Huit jours après la déroute à Saint-Etienne (3-1), et alors que se profile la réception d’Evian-TG, samedi, Francis Gillot maintien la pression sur ses joueurs. Très remonté après l’élimination en Coupe de la Ligue, il espère provoquer un profond changement de mentalité dans les rangs bordelais.

Avez-vous l’impression que votre colère après la défaite à Saint-Etienne a porté ses fruits?
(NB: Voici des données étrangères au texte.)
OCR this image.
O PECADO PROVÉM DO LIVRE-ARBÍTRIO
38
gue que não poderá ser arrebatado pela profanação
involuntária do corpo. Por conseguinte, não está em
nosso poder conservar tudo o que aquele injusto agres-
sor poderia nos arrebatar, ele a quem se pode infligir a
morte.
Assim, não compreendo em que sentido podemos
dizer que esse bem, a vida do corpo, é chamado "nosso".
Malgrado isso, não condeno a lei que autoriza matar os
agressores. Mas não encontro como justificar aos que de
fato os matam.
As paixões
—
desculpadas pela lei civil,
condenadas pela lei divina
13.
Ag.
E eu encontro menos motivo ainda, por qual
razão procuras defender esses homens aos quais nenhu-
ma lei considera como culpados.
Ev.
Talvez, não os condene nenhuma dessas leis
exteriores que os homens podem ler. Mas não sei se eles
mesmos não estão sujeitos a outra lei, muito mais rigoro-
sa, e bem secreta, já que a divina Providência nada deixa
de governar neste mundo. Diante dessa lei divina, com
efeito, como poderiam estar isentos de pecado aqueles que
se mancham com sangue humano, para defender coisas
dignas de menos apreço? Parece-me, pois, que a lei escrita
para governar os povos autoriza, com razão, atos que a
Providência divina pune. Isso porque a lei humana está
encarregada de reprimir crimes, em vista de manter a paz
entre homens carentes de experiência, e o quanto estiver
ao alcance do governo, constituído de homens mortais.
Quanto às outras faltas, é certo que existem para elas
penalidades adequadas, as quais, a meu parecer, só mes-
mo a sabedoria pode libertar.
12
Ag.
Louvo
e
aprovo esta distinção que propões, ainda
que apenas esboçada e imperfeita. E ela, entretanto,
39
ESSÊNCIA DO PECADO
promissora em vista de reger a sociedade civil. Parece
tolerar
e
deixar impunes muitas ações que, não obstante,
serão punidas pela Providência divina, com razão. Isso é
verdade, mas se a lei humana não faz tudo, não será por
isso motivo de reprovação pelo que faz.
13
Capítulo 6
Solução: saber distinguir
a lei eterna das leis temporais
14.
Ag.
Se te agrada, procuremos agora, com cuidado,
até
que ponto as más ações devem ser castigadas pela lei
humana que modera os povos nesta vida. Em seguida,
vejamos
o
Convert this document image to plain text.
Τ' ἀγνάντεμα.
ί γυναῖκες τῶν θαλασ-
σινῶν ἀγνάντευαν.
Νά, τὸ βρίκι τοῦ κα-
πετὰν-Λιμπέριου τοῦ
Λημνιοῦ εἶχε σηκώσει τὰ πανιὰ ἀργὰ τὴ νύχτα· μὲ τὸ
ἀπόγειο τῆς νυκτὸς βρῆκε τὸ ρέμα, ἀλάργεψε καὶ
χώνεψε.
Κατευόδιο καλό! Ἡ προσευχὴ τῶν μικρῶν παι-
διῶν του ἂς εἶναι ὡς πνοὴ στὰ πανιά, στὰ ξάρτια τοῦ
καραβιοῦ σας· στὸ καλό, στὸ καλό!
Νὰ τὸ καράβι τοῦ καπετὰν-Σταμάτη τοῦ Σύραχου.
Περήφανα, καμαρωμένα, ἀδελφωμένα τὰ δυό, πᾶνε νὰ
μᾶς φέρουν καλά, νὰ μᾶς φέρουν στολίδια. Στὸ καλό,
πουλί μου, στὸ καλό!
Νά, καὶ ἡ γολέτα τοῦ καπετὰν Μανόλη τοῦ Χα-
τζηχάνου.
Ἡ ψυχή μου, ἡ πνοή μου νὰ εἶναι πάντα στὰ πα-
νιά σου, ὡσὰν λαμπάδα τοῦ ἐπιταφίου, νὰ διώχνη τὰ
Sur ce que j’ai vu, oui, mais ce ne sont que des entraînements. On va voir combien de temps ça va durer. Le problème, c’est qu’il faut se responsabiliser, se prendre en charge, que les joueurs prennent conscience qu’ils sont importants dans la bonne marche d’un club. Pour moi, lâcher une compétition comme la Coupe de la Ligue, c’est inconcevable, parce qu’au lieu d’en avoir trois à jouer, il ne nous en reste plus que deux. Je n’ai pas bien compris.

Vous êtes-vous remis en cause après ce revers?
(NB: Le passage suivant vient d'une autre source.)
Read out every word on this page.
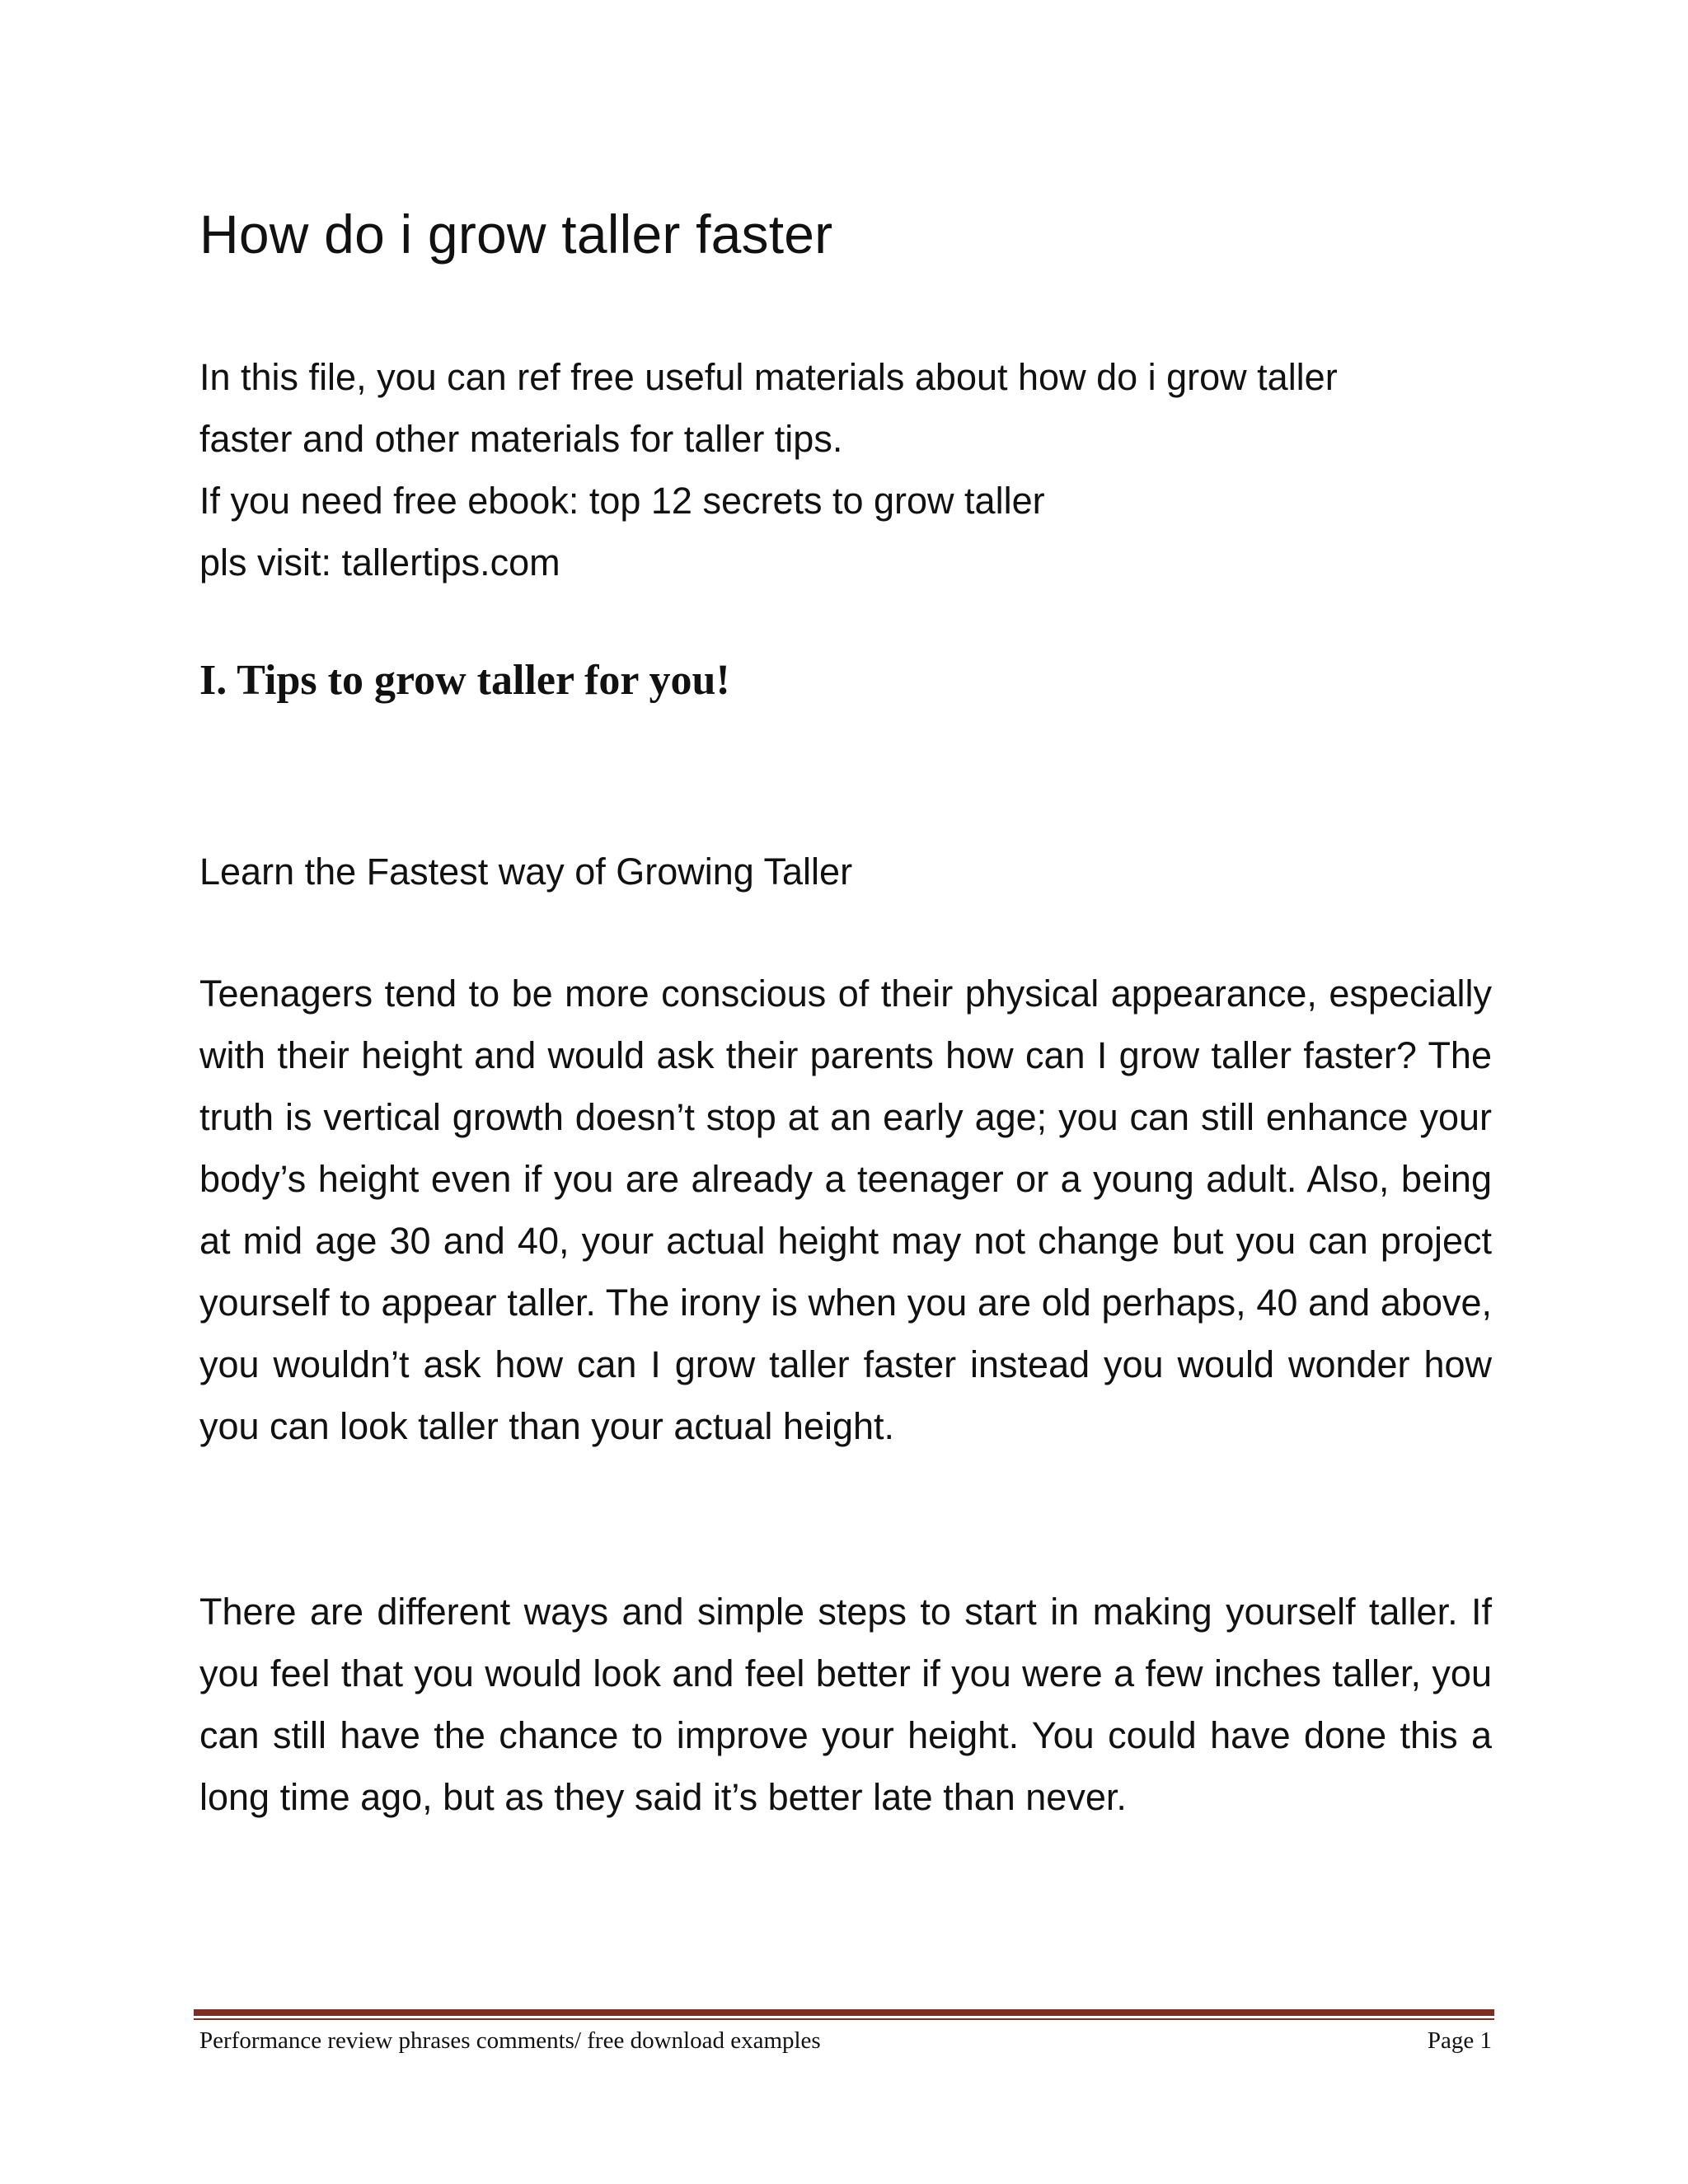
How do i grow taller faster

In this file, you can ref free useful materials about how do i grow taller
faster and other materials for taller tips.
If you need free ebook: top 12 secrets to grow taller
pls visit: tallertips.com

I. Tips to grow taller for you!
Learn the Fastest way of Growing Taller

Teenagers tend to be more conscious of their physical appearance, especially with their height and would ask their parents how can I grow taller faster? The truth is vertical growth doesn’t stop at an early age; you can still enhance your body’s height even if you are already a teenager or a young adult. Also, being at mid age 30 and 40, your actual height may not change but you can project yourself to appear taller. The irony is when you are old perhaps, 40 and above, you wouldn’t ask how can I grow taller faster instead you would wonder how you can look taller than your actual height.

There are different ways and simple steps to start in making yourself taller. If you feel that you would look and feel better if you were a few inches taller, you can still have the chance to improve your height. You could have done this a long time ago, but as they said it’s better late than never.

Performance review phrases comments/ free download examples	Page 1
On se pose toujours des questions, évidemment. Les entraîneurs qui ont plein de certitudes, qui savent tout, ils ne durent pas longtemps. Je me mets dans l’échec comme les autres. Dans ces cas-là, on se sent un peu impuissant. Mais on essaye de se poser des questions, avec le staff. On est en constante révolution dans la tête. C’est pour ça qu’on aimerait bien qu’il y ait aussi une tempête sous le crâne des joueurs de temps en temps. J’attends une réaction. Je leur ai dit, on est au pied du mur. Il y en a marre qu’on se fasse bouger. Il faut arrêter ça, partir sur d’autres bases.
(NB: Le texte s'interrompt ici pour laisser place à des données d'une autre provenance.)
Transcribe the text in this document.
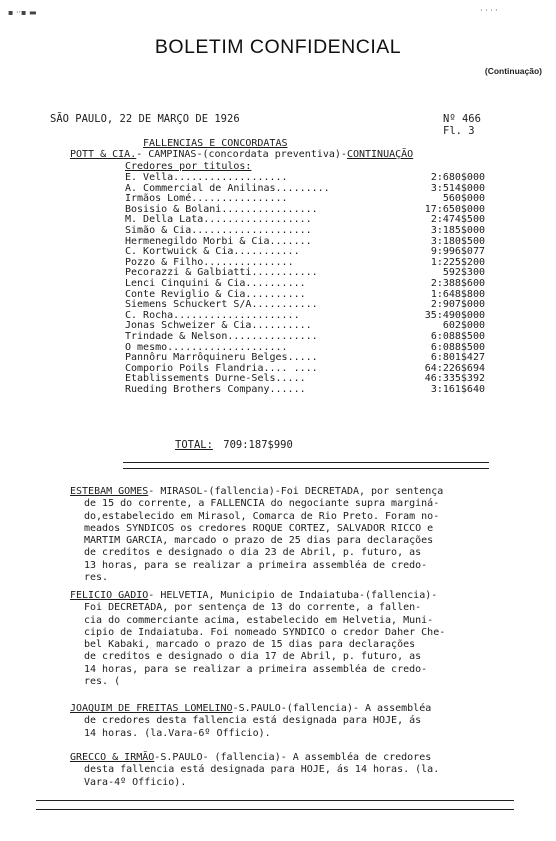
▪ ··▪ ▬	· · · ·
BOLETIM CONFIDENCIAL
(Continuação)
SÃO PAULO, 22 DE MARÇO DE 1926	Nº 466
Fl. 3
FALLENCIAS E CONCORDATAS
POTT & CIA.- CAMPINAS-(concordata preventiva)-CONTINUAÇÃO
Credores por titulos:
E. Vella...................	2:680$000
A. Commercial de Anilinas.........	3:514$000
Irmãos Lomé................	560$000
Bosisio & Bolani................	17:650$000
M. Della Lata..................	2:474$500
Simão & Cia....................	3:185$000
Hermenegildo Morbi & Cia.......	3:180$500
C. Kortwuick & Cia...........	9:996$077
Pozzo & Filho...............	1:225$200
Pecorazzi & Galbiatti...........	592$300
Lenci Cinquini & Cia..........	2:388$600
Conte Reviglio & Cia..........	1:648$800
Siemens Schuckert S/A...........	2:907$000
C. Rocha.....................	35:490$000
Jonas Schweizer & Cia..........	602$000
Trindade & Nelson...............	6:088$500
O mesmo....................	6:088$500
Pannôru Marrôquineru Belges.....	6:801$427
Comporio Poils Flandria.... ....	64:226$694
Etablissements Durne-Sels.....	46:335$392
Rueding Brothers Company......	3:161$640
TOTAL: 709:187$990
ESTEBAM GOMES- MIRASOL-(fallencia)-Foi DECRETADA, por sentença
de 15 do corrente, a FALLENCIA do negociante supra marginá-
do,estabelecido em Mirasol, Comarca de Rio Preto. Foram no-
meados SYNDICOS os credores ROQUE CORTEZ, SALVADOR RICCO e
MARTIM GARCIA, marcado o prazo de 25 dias para declarações
de creditos e designado o dia 23 de Abril, p. futuro, as
13 horas, para se realizar a primeira assembléa de credo-
res.
FELICIO GADIO- HELVETIA, Municipio de Indaiatuba-(fallencia)-
Foi DECRETADA, por sentença de 13 do corrente, a fallen-
cia do commerciante acima, estabelecido em Helvetia, Muni-
cipio de Indaiatuba. Foi nomeado SYNDICO o credor Daher Che-
bel Kabaki, marcado o prazo de 15 dias para declarações
de creditos e designado o dia 17 de Abril, p. futuro, as
14 horas, para se realizar a primeira assembléa de credo-
res. (
JOAQUIM DE FREITAS LOMELINO-S.PAULO-(fallencia)- A assembléa
de credores desta fallencia está designada para HOJE, ás
14 horas. (la.Vara-6º Officio).
GRECCO & IRMÃO-S.PAULO- (fallencia)- A assembléa de credores
desta fallencia está designada para HOJE, ás 14 horas. (la.
Vara-4º Officio).
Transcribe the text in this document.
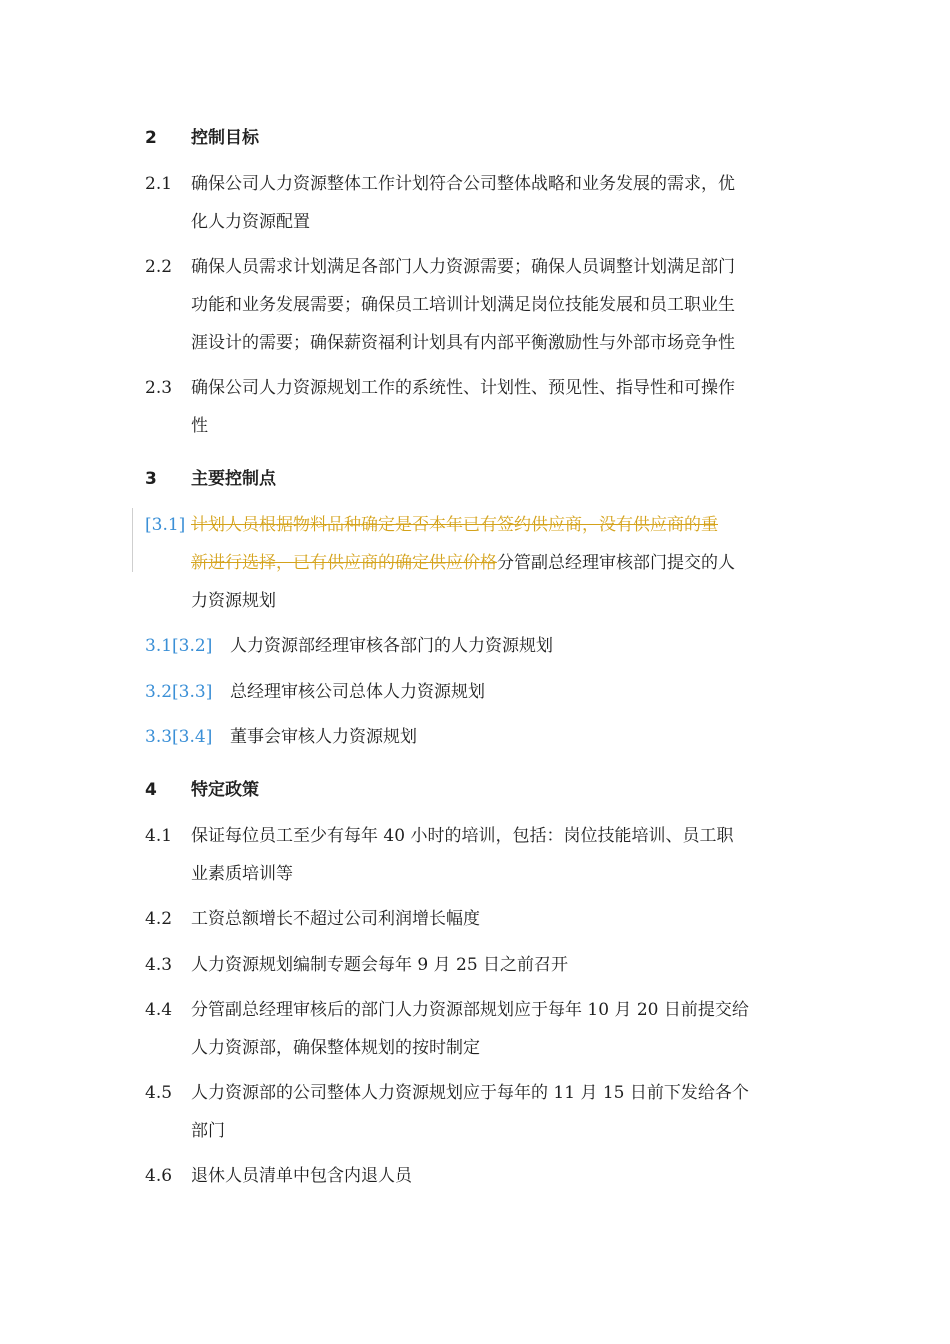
2	控制目标
2.1 确保公司人力资源整体工作计划符合公司整体战略和业务发展的需求，优
化人力资源配置
2.2 确保人员需求计划满足各部门人力资源需要；确保人员调整计划满足部门
功能和业务发展需要；确保员工培训计划满足岗位技能发展和员工职业生
涯设计的需要；确保薪资福利计划具有内部平衡激励性与外部市场竞争性
2.3 确保公司人力资源规划工作的系统性、计划性、预见性、指导性和可操作
性
3	主要控制点
[3.1] 计划人员根据物料品种确定是否本年已有签约供应商，没有供应商的重
新进行选择，已有供应商的确定供应价格分管副总经理审核部门提交的人
力资源规划
3.1[3.2] 人力资源部经理审核各部门的人力资源规划
3.2[3.3] 总经理审核公司总体人力资源规划
3.3[3.4] 董事会审核人力资源规划
4	特定政策
4.1 保证每位员工至少有每年 40 小时的培训，包括：岗位技能培训、员工职
业素质培训等
4.2 工资总额增长不超过公司利润增长幅度
4.3 人力资源规划编制专题会每年 9 月 25 日之前召开
4.4 分管副总经理审核后的部门人力资源部规划应于每年 10 月 20 日前提交给
人力资源部，确保整体规划的按时制定
4.5 人力资源部的公司整体人力资源规划应于每年的 11 月 15 日前下发给各个
部门
4.6 退休人员清单中包含内退人员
Devez-vous parler davantage avec vos joueurs?

Ça fait deux mois et demi qu’on explique les choses. On essaie de dire les choses, mais c’est tellement facile de les dire. Les faire, c’est plus compliqué. C’est pour ça qu’on veut des gens responsables. Ce qu’on leur dit, il faut qu’ils l’aient déjà en eux, qu’ils le ressentent. Pour l’instant, ce n’est pas le cas de tout le monde. A un moment donné, il faut peut-être qu’on se mette en retrait et qu’ils prennent les choses en main. Aujourd’hui, j’ai envie de ça. Les principes de jeu sont connus, ils savent ce qu’il faut faire et ce qu’il ne faut pas faire. Le staff peut être motivé, mais ce n’est pas nous qui jouons. A vingt ou vingt-trois ans, dans le football, on n’est plus jeunes, on est déjà vieux. Donc s’ils attendent trente-cinq ans, ce sera trop tard, ils ne joueront plus. Il faut prendre des responsabilités plus tôt que monsieur Tout-le-monde dans la vie de tous les jours. Il faut se prendre en charge et résoudre les problèmes. Les joueurs sont là pour ça.